Advice for managing employees?

Here’s what I know for a fact— my restaurants and bars can open every single day without me, but they can’t run one day without my staff. So I look at it from an upside down organizational chart. Every single guest that meets every server or bartender in one of my properties—they are that property to that guest. What I think a lot of owners fail to recognize is that how you treat your team is a direct impact on how they treat your guest. Always be evolving, bring in your people and let them collaborate, and make sure you’re training. The more you expect from people, the more you have to train them.

3

Advice for training employees?

[In the majority of training in our industry,] there’s no true road map to what the goals are that you want your employees to know. And my only goal is very simple—I want them to know every single answer to any question a guest might ask them. So my training is different. I don’t make my staff memorize the menu. I make them memorize the questions that people are going to ask like: What’s the portion size? What are the ingredients? Who’s the designer [of the bar]? What other things has the designer done? Who are the managers? What’s the address and phone number? I think training is the most important thing because there are two answers I hate: A, “I didn’t know.” Well, that’s an indication that we didn’t train you well enough, or you don’t care enough to know. And B, “Because that’s the way it’s always been.” Just because it’s been that way for the last two years, is that the best way for it to be now?

4

Advice for managing Millennials?

From a generational standpoint, understanding what motivates different generations is important. With Millennials, they’re no different than any other generation in the workforce, but they’re motivated not necessarily just by money, but by being inclusive, by being socially conscious. One of the biggest things is how you identify and onboard the Millennial. Have their pre-printed business cards ready for them. That immediately sets up the relationship of we’re here for you, you’re here for us; we represent you, you represent us. It gives you the ability to truly set the tone of what it’s going to be like to work together, and you start that at day one. The first 90 days are critical at any job. The top three reasons people leave jobs are number one, because they don’t like the people they’re working with. Number two, because they don’t understand what they’re growth path is. And number three, money, obviously. A lot of people are shocked that money isn’t the first reason people leave, especially Millennials.

5

What should bar owners look for in a new hire?

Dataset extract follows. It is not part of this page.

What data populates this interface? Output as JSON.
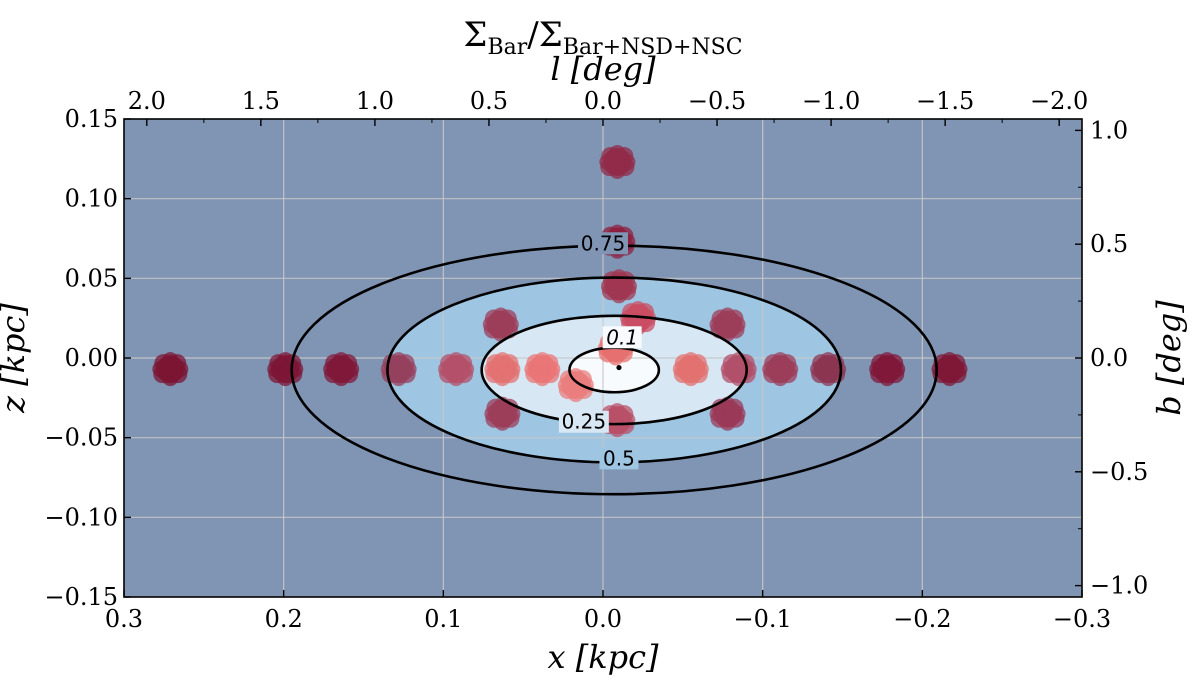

My biggest thing, especially with the Internet, is to check references. I’m going to go and find out what your work history is, and I’m going to go and take the time to reach out to those restaurants and find out what they really think of you. I can train the mechanics of our business, but I can’t train hospitality—warm, personal, engaging. And so that’s what I look for in new hires. What’s your energy? Are you smiling? Are you making eye contact? We really want to know people’s personalities.